Domestic consumption, which accounts for more than half of GDP, provides a buffer from external pressures, Hartarto said. Investment projects currently in the pipeline also will provide a boost to growth, he said.

The central bank has been adding monetary stimulus as well, cutting its benchmark rate by 100 basis points since July. In an interview last week, Bank Indonesia Senior Deputy Governor Destry Damayanti said the impact would begin to be felt in the first quarter of 2020. Hartarto, meanwhile, said banks need to do more to pass on the cuts to customers.

With the benchmark rate at 5% but commercial banks still charging 8%-9% interest on loans, Hartarto said the transmission of monetary easing to the general economy has been too slow.

“The banks should follow. It should be lower,” he said, referring to borrowing costs for businesses. “The most important thing is the transmission.”

Reform Agenda

Hartarto, who heads Indonesia’s second largest party, said he was confident key reforms -- including a gradual cut to the corporate tax rate and changes to labor laws -- would pass parliament early next year and help support growth.

A draft of a tax reform bill has been completed and will be submitted to the parliament before the end of the year, Hartarto said.

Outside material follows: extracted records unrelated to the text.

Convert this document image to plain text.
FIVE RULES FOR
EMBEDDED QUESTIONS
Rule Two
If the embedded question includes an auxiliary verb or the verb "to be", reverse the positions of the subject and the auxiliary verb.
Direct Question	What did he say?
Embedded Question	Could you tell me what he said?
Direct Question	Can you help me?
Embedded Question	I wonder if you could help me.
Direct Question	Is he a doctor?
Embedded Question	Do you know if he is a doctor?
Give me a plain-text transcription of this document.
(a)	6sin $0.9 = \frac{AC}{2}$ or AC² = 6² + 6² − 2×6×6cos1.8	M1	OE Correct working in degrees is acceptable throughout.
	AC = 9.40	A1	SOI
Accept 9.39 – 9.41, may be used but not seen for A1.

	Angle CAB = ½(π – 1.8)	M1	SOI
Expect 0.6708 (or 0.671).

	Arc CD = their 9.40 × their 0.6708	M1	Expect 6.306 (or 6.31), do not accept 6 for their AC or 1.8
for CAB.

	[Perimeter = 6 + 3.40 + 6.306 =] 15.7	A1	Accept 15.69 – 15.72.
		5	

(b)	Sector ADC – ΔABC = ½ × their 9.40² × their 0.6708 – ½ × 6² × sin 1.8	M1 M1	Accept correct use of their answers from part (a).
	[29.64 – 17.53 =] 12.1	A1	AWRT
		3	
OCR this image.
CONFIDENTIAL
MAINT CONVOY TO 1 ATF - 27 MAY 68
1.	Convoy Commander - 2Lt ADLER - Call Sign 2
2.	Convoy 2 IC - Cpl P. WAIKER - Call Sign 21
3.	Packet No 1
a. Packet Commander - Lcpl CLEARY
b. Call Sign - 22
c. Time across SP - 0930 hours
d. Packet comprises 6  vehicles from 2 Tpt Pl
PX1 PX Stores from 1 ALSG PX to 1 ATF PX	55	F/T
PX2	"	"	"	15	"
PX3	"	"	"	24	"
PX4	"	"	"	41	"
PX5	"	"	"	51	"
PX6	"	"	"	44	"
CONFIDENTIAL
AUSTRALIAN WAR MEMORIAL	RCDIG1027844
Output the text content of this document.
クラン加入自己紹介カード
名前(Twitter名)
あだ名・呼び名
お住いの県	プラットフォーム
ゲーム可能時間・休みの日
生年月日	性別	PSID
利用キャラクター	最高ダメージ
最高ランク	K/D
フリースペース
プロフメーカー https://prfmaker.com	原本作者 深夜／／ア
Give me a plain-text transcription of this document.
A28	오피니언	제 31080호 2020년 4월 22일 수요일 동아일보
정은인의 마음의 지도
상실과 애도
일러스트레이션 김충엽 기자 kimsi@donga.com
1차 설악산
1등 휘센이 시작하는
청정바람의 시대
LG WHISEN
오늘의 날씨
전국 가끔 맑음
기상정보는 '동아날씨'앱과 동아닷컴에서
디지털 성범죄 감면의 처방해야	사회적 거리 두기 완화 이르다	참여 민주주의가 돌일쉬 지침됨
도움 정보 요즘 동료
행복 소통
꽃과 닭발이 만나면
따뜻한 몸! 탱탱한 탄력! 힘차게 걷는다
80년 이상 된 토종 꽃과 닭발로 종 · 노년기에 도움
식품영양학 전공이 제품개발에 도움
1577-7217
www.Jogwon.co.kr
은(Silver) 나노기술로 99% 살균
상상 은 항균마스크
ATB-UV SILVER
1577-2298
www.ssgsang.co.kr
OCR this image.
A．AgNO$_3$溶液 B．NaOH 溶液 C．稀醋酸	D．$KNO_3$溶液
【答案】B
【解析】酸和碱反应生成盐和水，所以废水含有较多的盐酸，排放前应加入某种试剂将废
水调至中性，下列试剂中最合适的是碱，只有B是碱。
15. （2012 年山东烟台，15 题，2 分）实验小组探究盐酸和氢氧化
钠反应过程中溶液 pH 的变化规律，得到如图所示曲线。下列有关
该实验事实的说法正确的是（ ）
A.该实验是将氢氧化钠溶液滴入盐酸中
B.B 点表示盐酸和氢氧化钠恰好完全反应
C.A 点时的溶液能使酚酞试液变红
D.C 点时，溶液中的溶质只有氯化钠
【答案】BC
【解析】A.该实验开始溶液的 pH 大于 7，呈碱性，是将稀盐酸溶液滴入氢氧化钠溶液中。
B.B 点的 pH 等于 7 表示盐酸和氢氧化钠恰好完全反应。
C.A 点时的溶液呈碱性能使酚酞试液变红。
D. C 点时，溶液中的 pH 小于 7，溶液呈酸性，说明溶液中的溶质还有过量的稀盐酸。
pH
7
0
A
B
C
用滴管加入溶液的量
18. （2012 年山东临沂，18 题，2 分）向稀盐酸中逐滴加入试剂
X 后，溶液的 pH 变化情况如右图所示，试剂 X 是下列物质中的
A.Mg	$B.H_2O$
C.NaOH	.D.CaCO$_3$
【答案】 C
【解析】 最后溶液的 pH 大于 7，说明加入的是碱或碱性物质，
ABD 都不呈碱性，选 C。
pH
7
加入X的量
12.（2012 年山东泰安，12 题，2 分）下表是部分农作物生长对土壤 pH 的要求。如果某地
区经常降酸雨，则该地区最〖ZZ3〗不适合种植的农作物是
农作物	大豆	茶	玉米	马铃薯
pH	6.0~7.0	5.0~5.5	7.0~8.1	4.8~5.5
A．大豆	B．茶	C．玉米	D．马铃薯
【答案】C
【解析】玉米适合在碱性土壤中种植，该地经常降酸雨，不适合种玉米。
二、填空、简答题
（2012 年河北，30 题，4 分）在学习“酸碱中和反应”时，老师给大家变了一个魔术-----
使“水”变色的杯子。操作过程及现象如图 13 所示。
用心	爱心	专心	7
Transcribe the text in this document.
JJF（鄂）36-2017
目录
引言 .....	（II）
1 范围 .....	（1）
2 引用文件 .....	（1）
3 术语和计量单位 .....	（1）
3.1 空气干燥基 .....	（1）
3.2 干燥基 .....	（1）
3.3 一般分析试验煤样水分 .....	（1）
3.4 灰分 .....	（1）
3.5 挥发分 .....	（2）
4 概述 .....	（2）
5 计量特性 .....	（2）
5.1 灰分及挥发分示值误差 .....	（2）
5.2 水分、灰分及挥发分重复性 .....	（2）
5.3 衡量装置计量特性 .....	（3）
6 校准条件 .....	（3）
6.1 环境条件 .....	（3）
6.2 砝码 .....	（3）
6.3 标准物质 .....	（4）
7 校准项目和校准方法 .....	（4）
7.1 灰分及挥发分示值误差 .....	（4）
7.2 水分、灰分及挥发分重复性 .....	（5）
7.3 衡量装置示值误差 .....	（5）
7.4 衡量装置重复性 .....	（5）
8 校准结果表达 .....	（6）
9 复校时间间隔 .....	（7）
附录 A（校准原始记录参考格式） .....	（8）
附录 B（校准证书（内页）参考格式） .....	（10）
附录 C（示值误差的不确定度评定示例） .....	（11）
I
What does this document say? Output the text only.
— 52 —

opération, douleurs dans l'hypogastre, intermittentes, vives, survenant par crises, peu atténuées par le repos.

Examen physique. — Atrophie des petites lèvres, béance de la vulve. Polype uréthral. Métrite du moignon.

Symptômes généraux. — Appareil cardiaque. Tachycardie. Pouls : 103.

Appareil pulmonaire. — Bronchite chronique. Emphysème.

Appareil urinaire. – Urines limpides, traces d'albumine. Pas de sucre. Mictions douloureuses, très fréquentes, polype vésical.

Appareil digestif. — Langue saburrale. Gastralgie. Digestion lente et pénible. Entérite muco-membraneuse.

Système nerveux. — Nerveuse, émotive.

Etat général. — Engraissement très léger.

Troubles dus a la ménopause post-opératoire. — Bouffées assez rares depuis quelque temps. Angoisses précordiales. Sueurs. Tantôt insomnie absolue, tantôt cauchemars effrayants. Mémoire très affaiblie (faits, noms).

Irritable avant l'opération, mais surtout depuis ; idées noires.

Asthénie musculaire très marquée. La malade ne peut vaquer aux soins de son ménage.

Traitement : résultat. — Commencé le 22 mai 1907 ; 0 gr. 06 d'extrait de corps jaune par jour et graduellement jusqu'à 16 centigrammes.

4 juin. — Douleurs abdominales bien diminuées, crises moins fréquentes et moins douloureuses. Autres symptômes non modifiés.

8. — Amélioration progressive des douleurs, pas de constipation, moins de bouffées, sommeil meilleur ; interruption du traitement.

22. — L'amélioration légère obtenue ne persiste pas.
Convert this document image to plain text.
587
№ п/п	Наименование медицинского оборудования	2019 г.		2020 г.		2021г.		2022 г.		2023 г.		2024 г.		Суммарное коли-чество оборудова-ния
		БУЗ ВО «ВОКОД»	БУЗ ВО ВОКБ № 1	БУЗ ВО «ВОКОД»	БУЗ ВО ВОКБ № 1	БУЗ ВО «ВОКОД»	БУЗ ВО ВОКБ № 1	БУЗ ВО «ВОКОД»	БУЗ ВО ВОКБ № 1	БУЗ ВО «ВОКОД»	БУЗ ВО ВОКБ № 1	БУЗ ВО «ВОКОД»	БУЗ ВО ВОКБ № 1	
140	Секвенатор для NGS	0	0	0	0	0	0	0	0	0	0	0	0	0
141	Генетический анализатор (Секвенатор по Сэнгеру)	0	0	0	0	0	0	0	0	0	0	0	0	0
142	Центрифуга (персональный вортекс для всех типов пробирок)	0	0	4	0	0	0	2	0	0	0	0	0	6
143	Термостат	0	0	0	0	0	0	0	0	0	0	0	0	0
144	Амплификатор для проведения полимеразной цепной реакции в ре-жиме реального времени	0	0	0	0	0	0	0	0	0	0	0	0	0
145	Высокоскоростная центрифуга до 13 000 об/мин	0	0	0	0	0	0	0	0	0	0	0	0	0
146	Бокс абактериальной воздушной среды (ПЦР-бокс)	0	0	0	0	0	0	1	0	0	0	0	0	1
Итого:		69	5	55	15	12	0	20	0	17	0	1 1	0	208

It includes a plan to gradually lower the corporate tax level from 25% to make Indonesia’s economy more competitive and encourage investment.

Another omnibus bill on job creation, which includes more flexible hiring and firing rules, is almost complete and will be submitted to the parliament in January, Hartarto said. The bill would give the president the authority to overrule regional governments on labor regulations.

Indonesia’s negative investment list -- which sets limits on foreign ownership across a range of sectors -- will be overhauled, with details to be announced in January. The government will issue a regulation that formally abandons the list but divides business sectors into several groups.

Hartarto said priority industries that are export oriented will be open to foreign investment with “fiscal facilities” or incentives such as tax holidays. A “white list” will scrap joint-venture requirements for most sectors, and make certain sectors fully open.

A third group -- mostly small and medium-sized industries -- will be subject to certain conditions, including limits on foreign investment.